Schnell heraus, bevor es zu spät ist!

Auch nachdem der Zug abgefahren ist, und die Sicht ringsum frei, ist das Rätsel kaum zu lösen. Da steht zwar der Bahnhof, der „zu verkaufen“ ist, wie ein Transparent lauthals verkündet. Und an der Straße, die Richtung Südwesten führt, lagert eine Handvoll Häuser. Aber diese versuchen gar nicht erst den Eindruck zu erwecken, als rechtfertigen sie einen Halt. Allein die Autos, die über die kleine Parkfläche hinausquellen, weisen darauf hin, dass dies kein Halt im Nirgendwo ist.

Baitz ist vom Bahnhof aus nicht zu entdecken.
Es liegt etwa einen halben Kilometer entfernt, durch einen Waldstreifen dem Blick verborgen, in einer sanften Mulde, von Feldern umschlossen. Wer mitten im Juli zu Fuß vom Baitzer Bahnhof ins Dorf läuft, erfährt etwas über den Reiz des langsamen Ankommens. Nach einer Biegung, mit der man den Waldstreifen hinter sich lässt, schält sich die Silhouette des Dorfes aus der dunstigen Spätvormittagshitze. Schnurgerade läuft der Weg auf das harmonisch anmutende Dorf mit dem jetzt weithin sichtbaren Kirchturm zu. Mit jedem Schritt wächst es deutlicher aus den Sonnenblumen- und Roggenfeldern. Nicht nur die Luft ist staubig wie in einem Western. Auch die Pferde, die auf der großen Koppel links des Dorfes grasen, verstärken die Stimmung irgendwo ganz anders, jedenfalls nicht in Brandenburg, zu sein. Tanzender Staub, glühende Stille und Erinnerungen an legendäre Italo-Western vermählen sich zu einer zeitlosen Atmosphäre. Flimmert da nicht der Horizont, so ähnlich wie über einem weiten trockenen Land am Rande des großen Wassers? Kreist da nicht ein Adler über der Prärie?
Aber es ist nur der Storch, der hier zuhause ist.
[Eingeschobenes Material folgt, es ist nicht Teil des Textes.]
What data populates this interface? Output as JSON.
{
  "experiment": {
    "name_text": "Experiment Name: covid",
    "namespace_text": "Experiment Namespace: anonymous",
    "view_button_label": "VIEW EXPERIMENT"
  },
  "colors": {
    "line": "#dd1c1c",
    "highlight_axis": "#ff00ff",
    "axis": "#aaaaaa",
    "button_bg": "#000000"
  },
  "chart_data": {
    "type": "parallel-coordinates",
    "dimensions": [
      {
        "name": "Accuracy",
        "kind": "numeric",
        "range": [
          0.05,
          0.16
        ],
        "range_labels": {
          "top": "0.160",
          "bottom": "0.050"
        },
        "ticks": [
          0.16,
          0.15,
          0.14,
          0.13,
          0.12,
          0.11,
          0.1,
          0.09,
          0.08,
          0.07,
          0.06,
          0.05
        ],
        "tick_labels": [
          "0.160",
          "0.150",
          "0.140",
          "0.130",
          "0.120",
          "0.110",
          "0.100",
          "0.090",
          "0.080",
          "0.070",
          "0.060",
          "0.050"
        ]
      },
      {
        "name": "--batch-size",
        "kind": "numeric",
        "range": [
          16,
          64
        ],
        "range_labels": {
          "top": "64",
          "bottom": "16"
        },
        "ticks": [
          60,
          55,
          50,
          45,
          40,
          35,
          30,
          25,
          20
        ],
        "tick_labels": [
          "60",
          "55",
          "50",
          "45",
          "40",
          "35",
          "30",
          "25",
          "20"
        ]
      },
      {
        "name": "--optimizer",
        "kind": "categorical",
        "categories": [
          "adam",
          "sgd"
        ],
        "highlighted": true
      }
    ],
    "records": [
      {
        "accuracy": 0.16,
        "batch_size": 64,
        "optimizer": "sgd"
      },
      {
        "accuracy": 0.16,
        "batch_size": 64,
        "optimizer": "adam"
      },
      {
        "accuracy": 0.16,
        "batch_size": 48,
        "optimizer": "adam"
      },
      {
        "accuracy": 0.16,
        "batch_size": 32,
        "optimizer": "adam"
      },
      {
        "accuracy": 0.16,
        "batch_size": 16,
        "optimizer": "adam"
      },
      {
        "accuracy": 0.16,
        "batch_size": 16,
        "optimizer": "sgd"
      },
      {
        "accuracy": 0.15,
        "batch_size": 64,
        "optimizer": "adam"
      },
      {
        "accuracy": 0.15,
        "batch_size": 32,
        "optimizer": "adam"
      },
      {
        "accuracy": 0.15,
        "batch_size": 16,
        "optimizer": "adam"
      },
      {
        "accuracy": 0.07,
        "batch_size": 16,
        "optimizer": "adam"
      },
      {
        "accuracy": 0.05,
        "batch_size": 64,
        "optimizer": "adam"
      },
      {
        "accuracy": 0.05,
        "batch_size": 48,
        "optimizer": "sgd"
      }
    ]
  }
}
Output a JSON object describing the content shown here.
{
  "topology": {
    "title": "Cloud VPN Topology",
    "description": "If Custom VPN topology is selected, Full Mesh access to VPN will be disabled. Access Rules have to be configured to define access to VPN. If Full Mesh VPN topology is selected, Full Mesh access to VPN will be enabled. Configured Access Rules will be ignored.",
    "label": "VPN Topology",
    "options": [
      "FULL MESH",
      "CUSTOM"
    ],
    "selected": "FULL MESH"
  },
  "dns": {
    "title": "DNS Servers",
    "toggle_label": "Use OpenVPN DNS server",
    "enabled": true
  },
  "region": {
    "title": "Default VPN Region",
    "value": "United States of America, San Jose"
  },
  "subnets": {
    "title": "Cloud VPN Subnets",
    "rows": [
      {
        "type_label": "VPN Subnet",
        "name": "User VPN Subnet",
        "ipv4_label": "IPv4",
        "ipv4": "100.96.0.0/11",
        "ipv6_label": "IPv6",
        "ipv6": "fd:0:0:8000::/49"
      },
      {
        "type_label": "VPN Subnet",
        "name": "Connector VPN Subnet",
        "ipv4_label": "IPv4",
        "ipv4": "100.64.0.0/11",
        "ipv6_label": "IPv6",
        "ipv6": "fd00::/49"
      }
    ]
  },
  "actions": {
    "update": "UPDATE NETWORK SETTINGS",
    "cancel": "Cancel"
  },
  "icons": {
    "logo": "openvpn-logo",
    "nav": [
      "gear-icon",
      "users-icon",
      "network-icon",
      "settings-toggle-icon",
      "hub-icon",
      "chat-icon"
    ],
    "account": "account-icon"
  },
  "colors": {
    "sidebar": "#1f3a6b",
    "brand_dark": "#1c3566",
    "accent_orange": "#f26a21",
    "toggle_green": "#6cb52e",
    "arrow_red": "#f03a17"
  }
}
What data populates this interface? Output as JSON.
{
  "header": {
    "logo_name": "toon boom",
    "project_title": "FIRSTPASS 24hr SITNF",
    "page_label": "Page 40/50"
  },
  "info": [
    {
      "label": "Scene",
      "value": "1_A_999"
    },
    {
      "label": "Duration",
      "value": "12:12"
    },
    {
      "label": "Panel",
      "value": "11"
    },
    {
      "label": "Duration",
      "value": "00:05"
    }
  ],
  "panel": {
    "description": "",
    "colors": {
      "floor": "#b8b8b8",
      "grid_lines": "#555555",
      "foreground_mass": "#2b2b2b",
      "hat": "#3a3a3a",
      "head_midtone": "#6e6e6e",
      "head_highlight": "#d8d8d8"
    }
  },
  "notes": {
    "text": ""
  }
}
Am Ortseingang bellt ein verborgener Hund, in einem Garten strecken sich Ziegen und eine müde Gans im Schatten aus. Obwohl kein Mensch zu sehen ist, wirkt das Dorf dennoch belebt, etwa so, als hätten sich die Dorfbewohner gerade zum Mittagschlaf zurückgezogen. In der Dorfmitte ein typischer Platz mit Schatten spendenden Linden, eine Schaukel steht inmitten des grünen Dreiecks, das zerbrochene Fenster an dem beschmierten Buswartehäuschen erzählt, dass Recht und Sauberkeit hier nicht an erster Stelle stehen.

Geradezu lockt Dinos Biergarten, ein idyllisches Juwel unter den Dorfkneipen, direkt an einem Bach gelegen. Die Straße links hinein werden wir in der Naturwachtstation erwartet. Eine kräftige Frau, die „nicht von hier“, sondern aus dem etwa zehn Kilometer entfernten Kranepuhl stammt, empfängt uns freundlich und führt uns in die Miniausstellung mit liebevoll ausgestopften heimischen Tieren. Vor allem das Großtrappenmännchen und der Uhu beeindrucken durch ihre majestätische Größe. Während die Großtrappen eindeutig in den an Baitz anschließenden, geschützten Landschaftswiesen zu verorten (wenn auch nicht zu sehen) sind, ist der Aufenthaltsort der beiden Hoher-Fläming-Uhus ein Geheimnis. Einer, erfahre ich immerhin, lebt etwa in der Mitte des Naturparks. „In Wiesenburg also?“, frage ich nach.
„Da ist ja nicht die Mitte“, antwortet die Frau bestimmt.
„Wo liegt denn die Mitte? Bei Rädigke etwa?“
Die Frau schüttelt den Kopf und schweigt ansonsten.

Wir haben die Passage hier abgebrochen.